The trot lengthening will be pretty easy, I think. I’m a little concerned the canter lengthening will be difficult because they seem to occur in such a small space (S to V and R to P in 1-1 and V to H and P to M in 1-2). We’ve been working hard at transitions within the gait, though, so hopefully it won’t be a problem.

Stray observations:

  • These tests seem so long! I’ll have to persuade someone to read for me, because I’m not confident I can remember both tests and ride them back to back.
  • What am I going to wear, y’all? I have a pair of black full seats that are totally unflattering, a pair of navy full seats with a hole I may or may not be able to fix by Saturday, and a pair of burgundy full seats I don’t like that much. So, unflattering, possibly inappropriate, or uncomfortable?
  • Hanging out with dressage queens and going to dressage shows doesn’t make me a dressage queen…right?
We'll definitely be wearing this!
We’ll definitely be wearing this!

Author: Stephanie

Equestrian, amateur cook, people person.

13 thoughts on “Thoughts on First Level”

  1. very exciting – you guys are gonna rock first level!! re: the circle geometry, my trainer recommended thinking of the circle in quadrants, and aiming to ride the same number of strides in each quadrant. based on circle circumference and the typical 12′ horse stride, a 15m circle would have 4 strides in each quadrant. neat trick, right? and idk about which pants – maybe the black?

  2. I can’t wait to hear how it goes! My goal for next year is to do some dressage with my ponies, so I’m paying close attention to these dressage posts now! 🙂 We’ll probably be doing the western dressage though.

    1. We have a ton of western dressage people in our GMO! It’s not unusual for us to have more western dressage riders than traditional dressage riders at our shows. I’m glad to see it!

  3. Good luck. Could you maybe order a cheap pair of white breeches and get them before the weekend? Riding Warehouse does 2 day shipping. I know this because I have ordered like 20 million things in prep for this coming weekend.

  4. Okay so here’s what I’ve learned doing First Level this year, for what it’s worth. They want to see definite transitions (upward and downward) between working and lengthening at the trot and canter. So don’t just let the horse coast back to working canter, show a transition downward (I’m still working on this).

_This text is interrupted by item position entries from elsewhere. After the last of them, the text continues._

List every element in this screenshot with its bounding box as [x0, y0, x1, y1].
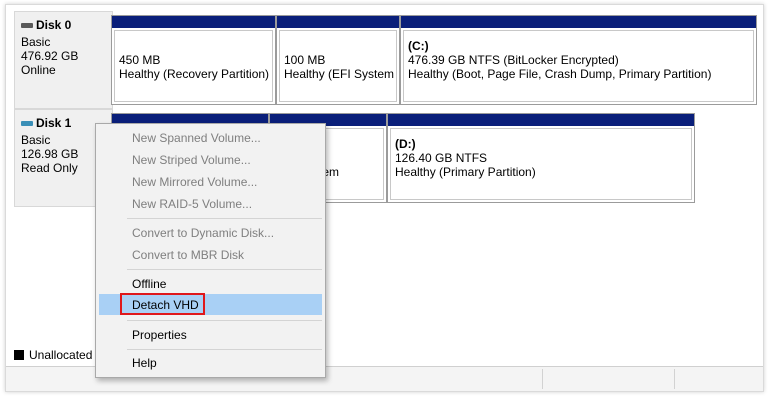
hard-drive-icon: [21, 22, 33, 28]
context-menu: New Spanned Volume... New Striped Volume…: [95, 123, 326, 378]
annotation-box: [120, 293, 205, 315]
partition-bar: [401, 16, 756, 28]
disk-1-size: 126.98 GB: [21, 147, 79, 161]
hard-drive-icon: [21, 120, 33, 126]
disk-0-name: Disk 0: [21, 18, 71, 32]
partition-bar: [277, 16, 399, 28]
menu-separator: [127, 349, 322, 350]
disk-1-partition-d[interactable]: (D:) 126.40 GB NTFS Healthy (Primary Par…: [387, 113, 695, 203]
disk-0-size: 476.92 GB: [21, 49, 79, 63]
disk-0-partition-recovery[interactable]: 450 MB Healthy (Recovery Partition): [111, 15, 276, 105]
disk-0-partition-c[interactable]: (C:) 476.39 GB NTFS (BitLocker Encrypted…: [400, 15, 757, 105]
legend: Unallocated: [14, 348, 101, 362]
partition-bar: [388, 114, 694, 126]
unallocated-swatch: [14, 350, 24, 360]
disk-1-name: Disk 1: [21, 116, 71, 130]
partition-bar: [112, 16, 275, 28]
disk-1-status: Read Only: [21, 161, 78, 175]
legend-unallocated: Unallocated: [29, 348, 93, 362]
menu-new-spanned-volume[interactable]: New Spanned Volume...: [132, 131, 261, 145]
disk-0-partition-efi[interactable]: 100 MB Healthy (EFI System P: [276, 15, 400, 105]
menu-help[interactable]: Help: [132, 356, 157, 370]
menu-convert-mbr[interactable]: Convert to MBR Disk: [132, 248, 244, 262]
disk-1-type: Basic: [21, 133, 51, 147]
menu-properties[interactable]: Properties: [132, 328, 187, 342]
menu-separator: [127, 269, 322, 270]
disk-0-status: Online: [21, 63, 56, 77]
menu-separator: [127, 218, 322, 219]
menu-new-striped-volume[interactable]: New Striped Volume...: [132, 153, 251, 167]
menu-new-mirrored-volume[interactable]: New Mirrored Volume...: [132, 175, 257, 189]
menu-convert-dynamic[interactable]: Convert to Dynamic Disk...: [132, 226, 274, 240]
disk-0-type: Basic: [21, 35, 51, 49]
menu-separator: [127, 320, 322, 321]
disk-0-info[interactable]: Disk 0 Basic 476.92 GB Online: [14, 11, 113, 109]
menu-offline[interactable]: Offline: [132, 277, 166, 291]
menu-new-raid5-volume[interactable]: New RAID-5 Volume...: [132, 197, 252, 211]
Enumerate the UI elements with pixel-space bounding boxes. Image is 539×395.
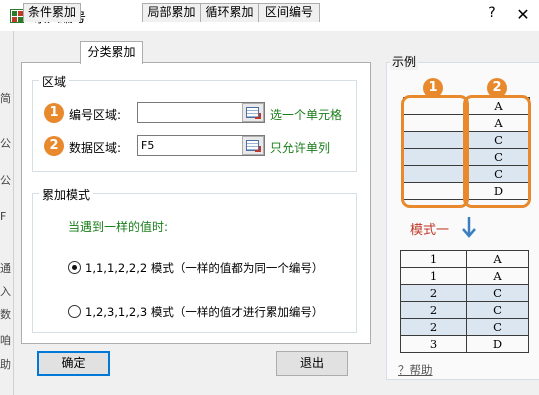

The 15 meter circles are easier to shape if you think about the distances between letters. There’s 12m between F and P, so when you turn off the rail at V, for example, tracking left, you want to aim for a meter and a half past the midpoint (closer to F), then the quarter line, then just past the midpoint between E and V (closer to E). This will make more sense if you look at a diagram, sorry if I am confusing the heck out of you but it helped me. Make sure you count three seconds in your halts – I got dinged for this my first time out. At first level you’re supposed to hold the halt immobile for three seconds, so salute and then count before you move off in trot. Some little things I picked up, by trial and error, I can assure you! You will be great. I can’t wait to read about it and see what you thought since I ride these tests a lot.

    (p.s. glad I can comment again!)

    1. Oh, that’s very helpful, thank you! I’ve been diligently studying the diagrams in the Whinny Widgets books at work (that’s job-related, right?), and the canter circles definitely make more sense when you see them on paper.